ROANOKE TIMES Copyright (c) 1996, Roanoke Times DATE: Sunday, March 17, 1996 TAG: 9603160004 SECTION: EDITORIAL PAGE: F-3 EDITION: METRO SOURCE: BETTY STROTHER
IF I HAD known I was going to be climbing around a construction site, I would have worn tennis shoes to work, I thought as I enviously eyed Pat Zirkle's sensibly shod feet.
In a flash, she had lost her black pumps and slipped into tennies, while I was caught flat-footed in black flats with leather soles split from side to side. But then, Pat has good reason to be prepared for roughing it these days. As an assistant principal at Glenvar High School, she is giving tours of what will be the middle-school addition to lots of people.
I hadn't expected to be one of them. But I was curious about all the complaints from parents of Glenvar students angry about Roanoke County's proposal to float a big bond issue for a new high school in Southwest County. The overcrowded hallways and inadequate facilities at Cave Spring Junior High School are well-documented. The need for a new high school that can accommodate the ninth-grade class is clear. The booming growth in Southwest County is undeniable.
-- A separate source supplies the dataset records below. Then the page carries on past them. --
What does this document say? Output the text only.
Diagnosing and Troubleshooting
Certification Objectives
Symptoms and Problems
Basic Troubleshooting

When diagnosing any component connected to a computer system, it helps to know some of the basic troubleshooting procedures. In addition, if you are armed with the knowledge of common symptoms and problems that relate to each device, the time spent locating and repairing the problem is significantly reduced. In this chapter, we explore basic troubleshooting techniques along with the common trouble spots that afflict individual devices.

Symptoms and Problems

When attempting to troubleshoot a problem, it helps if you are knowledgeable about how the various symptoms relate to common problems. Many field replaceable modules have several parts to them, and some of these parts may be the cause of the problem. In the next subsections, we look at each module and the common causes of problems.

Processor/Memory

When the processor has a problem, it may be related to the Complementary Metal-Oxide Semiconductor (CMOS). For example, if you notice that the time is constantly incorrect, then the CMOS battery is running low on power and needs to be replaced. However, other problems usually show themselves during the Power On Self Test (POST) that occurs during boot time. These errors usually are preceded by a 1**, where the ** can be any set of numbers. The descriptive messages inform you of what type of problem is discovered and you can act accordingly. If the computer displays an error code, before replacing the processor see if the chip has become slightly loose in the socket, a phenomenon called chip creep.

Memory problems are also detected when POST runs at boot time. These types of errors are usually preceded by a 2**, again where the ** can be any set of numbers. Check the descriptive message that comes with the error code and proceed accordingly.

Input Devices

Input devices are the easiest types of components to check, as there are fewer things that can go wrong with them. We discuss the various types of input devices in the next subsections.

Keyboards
But what about the Glenvar students? While the county seeks megabucks for the affluent Cave Spring area, are Glenvar kids getting short shrift?
Come see, Pat urged.
Glenvar Middle School is still all concrete walls and floors, exposed wiring and open air where windows eventually will be. But already it has the makings of a well-laid-out school: its own administrative office complex (where a full-time principal will work), its own gym (smaller than some would like), its own showers and locker rooms, its own science labs, its own computer lab next to a reading room, its own special-education classrooms, its own lecture hall (with seating for about 120), and, of course, its own classrooms for sixth and seventh grades.
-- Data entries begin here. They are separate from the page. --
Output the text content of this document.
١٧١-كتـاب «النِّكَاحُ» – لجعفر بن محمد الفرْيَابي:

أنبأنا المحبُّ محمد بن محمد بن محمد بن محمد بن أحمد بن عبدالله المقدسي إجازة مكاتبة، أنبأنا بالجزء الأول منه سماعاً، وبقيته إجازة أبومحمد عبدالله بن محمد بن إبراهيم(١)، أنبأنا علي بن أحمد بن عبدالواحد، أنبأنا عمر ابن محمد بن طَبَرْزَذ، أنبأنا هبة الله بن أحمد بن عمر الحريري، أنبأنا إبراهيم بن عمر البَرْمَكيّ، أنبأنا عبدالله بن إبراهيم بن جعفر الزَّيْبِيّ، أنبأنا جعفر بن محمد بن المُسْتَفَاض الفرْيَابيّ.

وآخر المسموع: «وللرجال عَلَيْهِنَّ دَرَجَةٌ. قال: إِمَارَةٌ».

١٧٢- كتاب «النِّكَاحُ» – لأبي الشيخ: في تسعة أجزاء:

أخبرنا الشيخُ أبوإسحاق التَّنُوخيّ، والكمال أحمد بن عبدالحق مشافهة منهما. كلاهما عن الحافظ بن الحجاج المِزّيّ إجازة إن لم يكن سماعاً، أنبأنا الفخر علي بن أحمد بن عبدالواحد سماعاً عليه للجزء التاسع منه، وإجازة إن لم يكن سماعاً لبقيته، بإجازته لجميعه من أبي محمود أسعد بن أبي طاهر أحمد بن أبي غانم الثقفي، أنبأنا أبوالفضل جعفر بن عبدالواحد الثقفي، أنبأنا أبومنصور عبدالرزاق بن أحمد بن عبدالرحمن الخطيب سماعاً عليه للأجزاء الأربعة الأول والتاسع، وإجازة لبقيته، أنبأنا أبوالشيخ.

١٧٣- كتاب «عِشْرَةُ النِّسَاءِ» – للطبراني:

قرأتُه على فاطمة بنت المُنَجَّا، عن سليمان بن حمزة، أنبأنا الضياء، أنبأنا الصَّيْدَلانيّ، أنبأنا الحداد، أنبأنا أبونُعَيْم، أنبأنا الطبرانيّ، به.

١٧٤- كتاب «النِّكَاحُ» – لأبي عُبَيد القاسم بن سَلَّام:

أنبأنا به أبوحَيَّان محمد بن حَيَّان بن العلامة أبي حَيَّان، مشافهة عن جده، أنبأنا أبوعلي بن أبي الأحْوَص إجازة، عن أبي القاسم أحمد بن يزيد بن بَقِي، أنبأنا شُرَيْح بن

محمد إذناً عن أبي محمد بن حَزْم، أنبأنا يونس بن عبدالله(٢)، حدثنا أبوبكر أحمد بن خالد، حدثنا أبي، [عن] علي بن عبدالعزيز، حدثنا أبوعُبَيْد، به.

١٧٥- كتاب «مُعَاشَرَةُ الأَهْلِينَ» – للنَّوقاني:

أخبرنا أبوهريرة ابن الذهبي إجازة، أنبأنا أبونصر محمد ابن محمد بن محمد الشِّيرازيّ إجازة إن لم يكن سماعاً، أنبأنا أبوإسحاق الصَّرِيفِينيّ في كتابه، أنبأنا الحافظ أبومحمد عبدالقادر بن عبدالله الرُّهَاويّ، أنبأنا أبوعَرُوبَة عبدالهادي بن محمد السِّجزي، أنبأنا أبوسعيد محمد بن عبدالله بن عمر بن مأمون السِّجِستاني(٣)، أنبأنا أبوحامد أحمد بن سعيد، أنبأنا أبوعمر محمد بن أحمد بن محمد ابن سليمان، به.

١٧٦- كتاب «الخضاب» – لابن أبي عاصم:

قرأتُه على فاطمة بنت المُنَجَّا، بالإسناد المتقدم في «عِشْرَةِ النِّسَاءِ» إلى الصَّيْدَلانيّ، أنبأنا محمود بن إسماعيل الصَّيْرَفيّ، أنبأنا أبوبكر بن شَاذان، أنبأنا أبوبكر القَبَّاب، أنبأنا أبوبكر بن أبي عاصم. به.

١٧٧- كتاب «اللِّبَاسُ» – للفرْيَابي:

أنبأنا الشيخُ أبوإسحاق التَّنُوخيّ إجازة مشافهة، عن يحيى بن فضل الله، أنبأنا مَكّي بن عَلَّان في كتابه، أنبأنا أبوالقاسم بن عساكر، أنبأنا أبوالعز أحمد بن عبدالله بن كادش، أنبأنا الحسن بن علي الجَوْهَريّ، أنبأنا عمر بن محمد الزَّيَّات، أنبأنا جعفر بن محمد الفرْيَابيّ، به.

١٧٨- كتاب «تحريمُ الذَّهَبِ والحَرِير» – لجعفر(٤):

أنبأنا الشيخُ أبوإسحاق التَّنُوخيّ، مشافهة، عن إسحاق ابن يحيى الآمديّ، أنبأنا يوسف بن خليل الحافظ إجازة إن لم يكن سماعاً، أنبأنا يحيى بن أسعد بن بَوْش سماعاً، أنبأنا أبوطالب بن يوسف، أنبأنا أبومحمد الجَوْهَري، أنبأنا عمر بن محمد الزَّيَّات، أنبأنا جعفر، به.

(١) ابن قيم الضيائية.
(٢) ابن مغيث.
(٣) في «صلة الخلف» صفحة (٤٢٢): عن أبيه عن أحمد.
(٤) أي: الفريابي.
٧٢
It doesn't have classrooms for the eighth grade. Those will be along one corridor of the high school that is to flow into the second floor of the middle-school addition via a walkway. It doesn't have its own cafeteria or full library. And, while it has a new art room, that won't be all its own. Middle-school students will have to share cafeteria, library and art room with the high school.
Less than ideal? Sure. Inadequate? Far from it, from where I'm viewing things.
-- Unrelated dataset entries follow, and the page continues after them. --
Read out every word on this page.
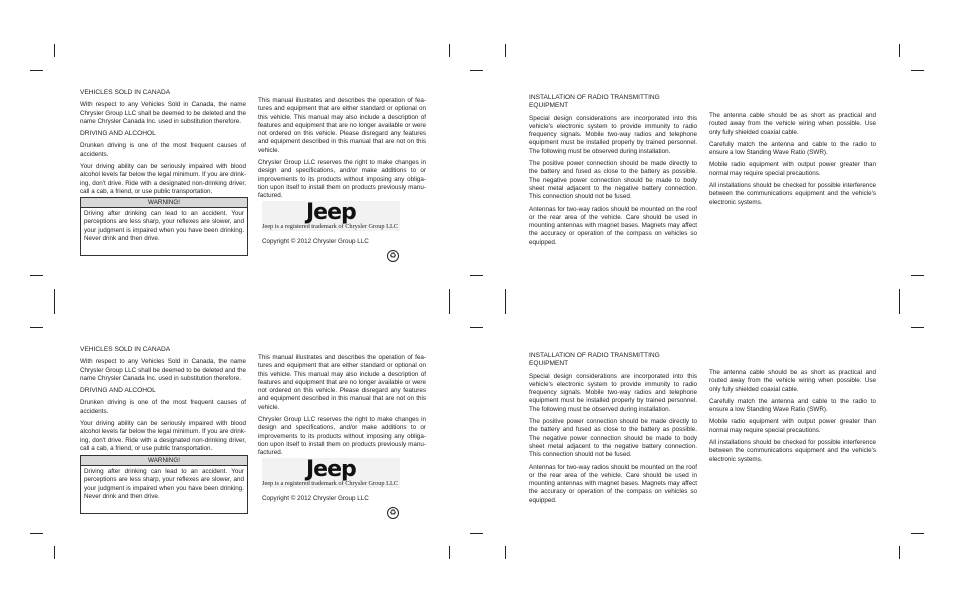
VEHICLES SOLD IN CANADA

With respect to any Vehicles Sold in Canada, the name Chrysler Group LLC shall be deemed to be deleted and the name Chrysler Canada Inc. used in substitution therefore.

DRIVING AND ALCOHOL

Drunken driving is one of the most frequent causes of accidents.

Your driving ability can be seriously impaired with blood alcohol levels far below the legal minimum. If you are drink-ing, don't drive. Ride with a designated non-drinking driver, call a cab, a friend, or use public transportation.

WARNING!
Driving after drinking can lead to an accident. Your perceptions are less sharp, your reflexes are slower, and your judgment is impaired when you have been drinking. Never drink and then drive.

This manual illustrates and describes the operation of fea-tures and equipment that are either standard or optional on this vehicle. This manual may also include a description of features and equipment that are no longer available or were not ordered on this vehicle. Please disregard any features and equipment described in this manual that are not on this vehicle.

Chrysler Group LLC reserves the right to make changes in design and specifications, and/or make additions to or improvements to its products without imposing any obliga-tion upon itself to install them on products previously manu-factured.

Jeep
Jeep is a registered trademark of Chrysler Group LLC
Copyright © 2012 Chrysler Group LLC
♻

INSTALLATION OF RADIO TRANSMITTING EQUIPMENT

Special design considerations are incorporated into this vehicle's electronic system to provide immunity to radio frequency signals. Mobile two-way radios and telephone equipment must be installed properly by trained personnel. The following must be observed during installation.

The positive power connection should be made directly to the battery and fused as close to the battery as possible. The negative power connection should be made to body sheet metal adjacent to the negative battery connection. This connection should not be fused.

Antennas for two-way radios should be mounted on the roof or the rear area of the vehicle. Care should be used in mounting antennas with magnet bases. Magnets may affect the accuracy or operation of the compass on vehicles so equipped.

The antenna cable should be as short as practical and routed away from the vehicle wiring when possible. Use only fully shielded coaxial cable.

Carefully match the antenna and cable to the radio to ensure a low Standing Wave Ratio (SWR).

Mobile radio equipment with output power greater than normal may require special precautions.

All installations should be checked for possible interference between the communications equipment and the vehicle's electronic systems.

VEHICLES SOLD IN CANADA

With respect to any Vehicles Sold in Canada, the name Chrysler Group LLC shall be deemed to be deleted and the name Chrysler Canada Inc. used in substitution therefore.

DRIVING AND ALCOHOL

Drunken driving is one of the most frequent causes of accidents.

Your driving ability can be seriously impaired with blood alcohol levels far below the legal minimum. If you are drink-ing, don't drive. Ride with a designated non-drinking driver, call a cab, a friend, or use public transportation.

WARNING!
Driving after drinking can lead to an accident. Your perceptions are less sharp, your reflexes are slower, and your judgment is impaired when you have been drinking. Never drink and then drive.

This manual illustrates and describes the operation of fea-tures and equipment that are either standard or optional on this vehicle. This manual may also include a description of features and equipment that are no longer available or were not ordered on this vehicle. Please disregard any features and equipment described in this manual that are not on this vehicle.

Chrysler Group LLC reserves the right to make changes in design and specifications, and/or make additions to or improvements to its products without imposing any obliga-tion upon itself to install them on products previously manu-factured.

Jeep
Jeep is a registered trademark of Chrysler Group LLC
Copyright © 2012 Chrysler Group LLC
♻

INSTALLATION OF RADIO TRANSMITTING EQUIPMENT

Special design considerations are incorporated into this vehicle's electronic system to provide immunity to radio frequency signals. Mobile two-way radios and telephone equipment must be installed properly by trained personnel. The following must be observed during installation.

The positive power connection should be made directly to the battery and fused as close to the battery as possible. The negative power connection should be made to body sheet metal adjacent to the negative battery connection. This connection should not be fused.

Antennas for two-way radios should be mounted on the roof or the rear area of the vehicle. Care should be used in mounting antennas with magnet bases. Magnets may affect the accuracy or operation of the compass on vehicles so equipped.

The antenna cable should be as short as practical and routed away from the vehicle wiring when possible. Use only fully shielded coaxial cable.

Carefully match the antenna and cable to the radio to ensure a low Standing Wave Ratio (SWR).

Mobile radio equipment with output power greater than normal may require special precautions.

All installations should be checked for possible interference between the communications equipment and the vehicle's electronic systems.
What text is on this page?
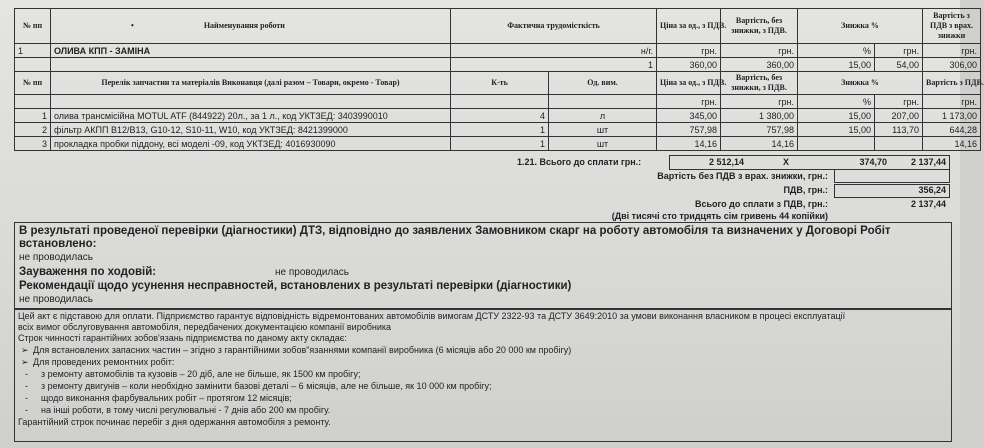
№ пп	• Найменування роботи	Фактична трудомісткість		Ціна за од., з ПДВ.	Вартість, без знижки, з ПДВ.	Знижка %		Вартість з ПДВ з врах. знижки
1	ОЛИВА КПП - ЗАМІНА	н/г.		грн.	грн.	%	грн.	грн.
		1		360,00	360,00	15,00	54,00	306,00
№ пп	Перелік запчастин та матеріалів Виконавця (далі разом – Товари, окремо - Товар)	К-ть	Од. вим.	Ціна за од., з ПДВ.	Вартість, без знижки, з ПДВ.	Знижка %		Вартість з ПДВ.
				грн.	грн.	%	грн.	грн.
1	олива трансмісійна MOTUL ATF (844922) 20л., за 1 л., код УКТЗЕД: 3403990010	4	л	345,00	1 380,00	15,00	207,00	1 173,00
2	фільтр АКПП B12/B13, G10-12, S10-11, W10, код УКТЗЕД: 8421399000	1	шт	757,98	757,98	15,00	113,70	644,28
3	прокладка пробки піддону, всі моделі -09, код УКТЗЕД: 4016930090	1	шт	14,16	14,16			14,16
1.21. Всього до сплати грн.:	2 512,14	X	374,70	2 137,44
Вартість без ПДВ з врах. знижки, грн.:
ПДВ, грн.:	356,24
Всього до сплати з ПДВ, грн.:	2 137,44
(Дві тисячі сто тридцять сім гривень 44 копійки)
В результаті проведеної перевірки (діагностики) ДТЗ, відповідно до заявлених Замовником скарг на роботу автомобіля та визначених у Договорі Робіт
встановлено:
не проводилась
Зауваження по ходовій:	не проводилась
Рекомендації щодо усунення несправностей, встановлених в результаті перевірки (діагностики)
не проводилась
Цей акт є підставою для оплати. Підприємство гарантує відповідність відремонтованих автомобілів вимогам ДСТУ 2322-93 та ДСТУ 3649:2010 за умови виконання власником в процесі експлуатації
всіх вимог обслуговування автомобіля, передбачених документацією компанії виробника
Строк чинності гарантійних зобов'язань підприємства по даному акту складає:
➢ Для встановлених запасних частин – згідно з гарантійними зобов"язаннями компанії виробника (6 місяців або 20 000 км пробігу)
➢ Для проведених ремонтних робіт:
- з ремонту автомобілів та кузовів – 20 діб, але не більше, як 1500 км пробігу;
- з ремонту двигунів – коли необхідно замінити базові деталі – 6 місяців, але не більше, як 10 000 км пробігу;
- щодо виконання фарбувальних робіт – протягом 12 місяців;
- на інші роботи, в тому числі регулювальні - 7 днів або 200 км пробігу.
Гарантійний строк починає перебіг з дня одержання автомобіля з ремонту.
Walking from the construction site back to the existing school, Pat and I were stopped by a set of locked doors. She peered through a glass panel and signaled to a student to let us in. "You behave in silent lunch?" she asked him as he headed into a classroom. Well, sort of, he said sheepishly, his head dipping slightly. "Sort of? Either you did or you didn't, there's no 'sort of,''' she cheerfully observed. He let the door swing closed. Close one.
"You got your hair cut," she commented as we passed another boy, at his locker. He and all the kids we saw in the nearly deserted halls responded with a friendly greeting.
"They're the sweetest children here," Pat said. "I just love them all." The parents opposing the county bond referendum only want the best for these kids. "They have gone to Byrd Middle School and seen that is a self-contained building at Byrd Middle. And they say, 'Don't our children deserve that?' Absolutely. And they're going to get the same services."
But not a free-standing building. Why? Not because Cave Spring needs a new high school, but because there are only 605 students at Glenvar in grades seven through 12. Bringing in the sixth grade with the opening of the middle school next year will increase that number by 110. There will be 220 to 225 children in the new building next year. Counting the eighth-graders in the adjoining building, there will be about 325 Glenvar Middle School children.
And if both the seventh and eighth grades had been taken out of the high school, Pat said, "we would have had nine empty classrooms."
When the addition is complete, the county will have spent $4.2 million on it. That is a whole lot less than the $33 million proposed for a new Cave Spring High School. But only $25 million of it is for what school officials call "brick and mortar," actual construction of the building, Superintendent Deanna Gordon pointed out in an earlier phone conversation. It's still a lot of brick and mortar, but that $25 million will be for 1,900 students, compared to 325. Per-student costs are comparable.
People grieving what they don't have at Glenvar Middle "think that at Cave Spring we are going to build a Cadillac facility. But [Cave Spring planners] already are in the process of cutting back their wish list," the superintendent said. "We have never been able to deliver everything that a community wanted in its facility."
That is simply investment in buildings, though. Stronger evidence of the county's commitment to Glenvar is the fine academic program it is able to offer, despite its low enrollment.
"Roanoke County has always funded us in terms of teachers we need to teach the classes," Pat said. She teaches an advance-placement calculus class of six, and there are a number of other courses with fewer than 10 children. "They have been very flexible with us over many years," she said of school administrators.
"We are going to provide the very best education possible for our children, and we're going to have the things we need to do it with."
And parents who are vowing to vote against the county's bond referendum? "It's like all of a sudden now, this small environment is what they don't want."
It has its disadvantages, true. But, oh, the advantages.